ウグイスの声も落ちついて、ブンブンと大きな虫まで飛んでいる。
春もたけなわ、爛漫である。
アガサクリスティの作品の差別的な語彙を修正、削除して改訂出版されたという記事を読んだ。
イギリスの出版社らしい。
例えば、「黒人の使用人がにやりと笑った」が「使用人がうなずいた」になったり、「ジプシータイプ」が「若い女性」に。
「チャーリィとチョコレート工場」のロアルトダールも同じように大幅な修正がなされたそうだ。
アガサクリスティが知ったら、怒って謎の失踪をするかもしれない。
ロアルドダールは皮肉たっぷりのショートショートを書くだろう。
不適切な言葉を調べたところ、ここまで規制しているのかと驚いた。
女らしく、男らしくなどはわかる。
土方、百姓はなんとなく、坊主、成金、アル中、裏日本もある。
処女作はふーんだが才色兼備もバツとは。
障害物競走、お花畑も入っている。
笑ったのは、〜基地外だ。
公の立場の人は細心の注意が必要だろうな。
時代の変化を認識していない老害と言われる人は別だが、なんとも大変な風潮になったものだ。
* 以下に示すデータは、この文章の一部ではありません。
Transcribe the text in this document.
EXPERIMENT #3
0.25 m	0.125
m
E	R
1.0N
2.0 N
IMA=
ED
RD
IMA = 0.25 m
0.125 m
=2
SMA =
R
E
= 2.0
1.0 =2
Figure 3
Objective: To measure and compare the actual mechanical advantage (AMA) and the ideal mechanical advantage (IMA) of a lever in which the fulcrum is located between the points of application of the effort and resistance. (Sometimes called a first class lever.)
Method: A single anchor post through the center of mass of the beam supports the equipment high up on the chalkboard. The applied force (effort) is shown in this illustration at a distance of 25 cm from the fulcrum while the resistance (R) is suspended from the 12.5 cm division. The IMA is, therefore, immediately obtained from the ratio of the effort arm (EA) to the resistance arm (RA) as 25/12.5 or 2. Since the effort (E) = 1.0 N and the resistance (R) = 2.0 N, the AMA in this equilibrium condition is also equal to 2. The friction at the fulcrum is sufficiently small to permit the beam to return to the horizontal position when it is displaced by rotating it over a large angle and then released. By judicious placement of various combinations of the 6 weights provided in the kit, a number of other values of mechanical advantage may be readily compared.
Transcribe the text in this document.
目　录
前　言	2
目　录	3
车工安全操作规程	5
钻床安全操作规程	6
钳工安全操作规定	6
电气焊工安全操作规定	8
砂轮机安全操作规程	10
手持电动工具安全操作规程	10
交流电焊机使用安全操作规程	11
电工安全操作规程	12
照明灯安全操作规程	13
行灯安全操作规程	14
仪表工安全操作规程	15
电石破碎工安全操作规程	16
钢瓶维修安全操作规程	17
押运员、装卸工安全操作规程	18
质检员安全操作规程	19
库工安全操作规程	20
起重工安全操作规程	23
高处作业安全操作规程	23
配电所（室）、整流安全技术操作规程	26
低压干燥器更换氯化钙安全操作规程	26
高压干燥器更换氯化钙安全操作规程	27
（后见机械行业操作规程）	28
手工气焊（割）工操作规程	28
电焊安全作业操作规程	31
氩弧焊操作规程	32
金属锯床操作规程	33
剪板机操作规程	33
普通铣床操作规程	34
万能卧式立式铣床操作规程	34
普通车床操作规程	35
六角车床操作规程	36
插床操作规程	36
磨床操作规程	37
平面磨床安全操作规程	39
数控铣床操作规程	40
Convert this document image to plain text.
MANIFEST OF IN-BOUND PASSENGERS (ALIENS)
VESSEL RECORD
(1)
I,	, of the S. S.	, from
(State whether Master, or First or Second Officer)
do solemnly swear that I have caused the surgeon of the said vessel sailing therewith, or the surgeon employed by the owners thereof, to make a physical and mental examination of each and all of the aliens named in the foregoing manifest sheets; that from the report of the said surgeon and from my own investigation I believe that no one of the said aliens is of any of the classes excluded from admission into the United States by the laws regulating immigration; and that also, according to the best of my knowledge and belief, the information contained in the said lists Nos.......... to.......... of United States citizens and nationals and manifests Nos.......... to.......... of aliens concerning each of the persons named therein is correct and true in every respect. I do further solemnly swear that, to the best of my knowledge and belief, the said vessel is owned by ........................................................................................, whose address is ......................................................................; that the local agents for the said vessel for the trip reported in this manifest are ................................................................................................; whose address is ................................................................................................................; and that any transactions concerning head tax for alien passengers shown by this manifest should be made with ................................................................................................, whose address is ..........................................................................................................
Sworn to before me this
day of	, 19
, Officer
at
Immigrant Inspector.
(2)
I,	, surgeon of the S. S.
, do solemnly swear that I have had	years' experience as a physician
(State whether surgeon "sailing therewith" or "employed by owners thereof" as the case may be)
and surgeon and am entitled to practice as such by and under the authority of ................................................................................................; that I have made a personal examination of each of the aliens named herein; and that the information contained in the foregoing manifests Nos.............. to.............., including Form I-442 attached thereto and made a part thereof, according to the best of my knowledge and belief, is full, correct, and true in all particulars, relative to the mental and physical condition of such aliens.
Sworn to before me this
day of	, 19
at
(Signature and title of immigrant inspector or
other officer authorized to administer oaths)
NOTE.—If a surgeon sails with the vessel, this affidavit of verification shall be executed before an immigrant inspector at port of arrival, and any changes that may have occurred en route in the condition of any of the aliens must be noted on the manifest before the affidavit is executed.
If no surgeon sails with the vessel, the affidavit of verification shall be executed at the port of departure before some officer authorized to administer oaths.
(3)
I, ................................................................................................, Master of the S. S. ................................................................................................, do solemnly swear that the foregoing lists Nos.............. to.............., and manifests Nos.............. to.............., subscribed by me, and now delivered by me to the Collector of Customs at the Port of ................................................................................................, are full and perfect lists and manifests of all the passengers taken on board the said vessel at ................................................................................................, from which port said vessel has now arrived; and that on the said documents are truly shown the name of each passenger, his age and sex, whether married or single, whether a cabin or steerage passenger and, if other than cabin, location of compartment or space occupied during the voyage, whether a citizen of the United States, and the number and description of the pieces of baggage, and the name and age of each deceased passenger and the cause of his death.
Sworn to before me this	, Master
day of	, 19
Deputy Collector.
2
故人の小説の語彙が修正され、時代の風俗や状況が違ってきたら作者の意図が伝わらない。
時代背景もおかしくなる。
既成の作品まで不適切な言葉を規制しなければならないのだろうか。
日本でもそうなっていくのか。
現役の作家筒井康隆は、抗議されて断筆宣言し話題になった。
余談だが、二十代前半の人と話した時「人夫」を知らなかったのに驚いた。
笑い話のつもりで、私たち農作業する人は人夫と呼ばれていたと言っても通じないのだ。
笑えなかった出来事である。
今日もお付き合いくださってありがとうございます。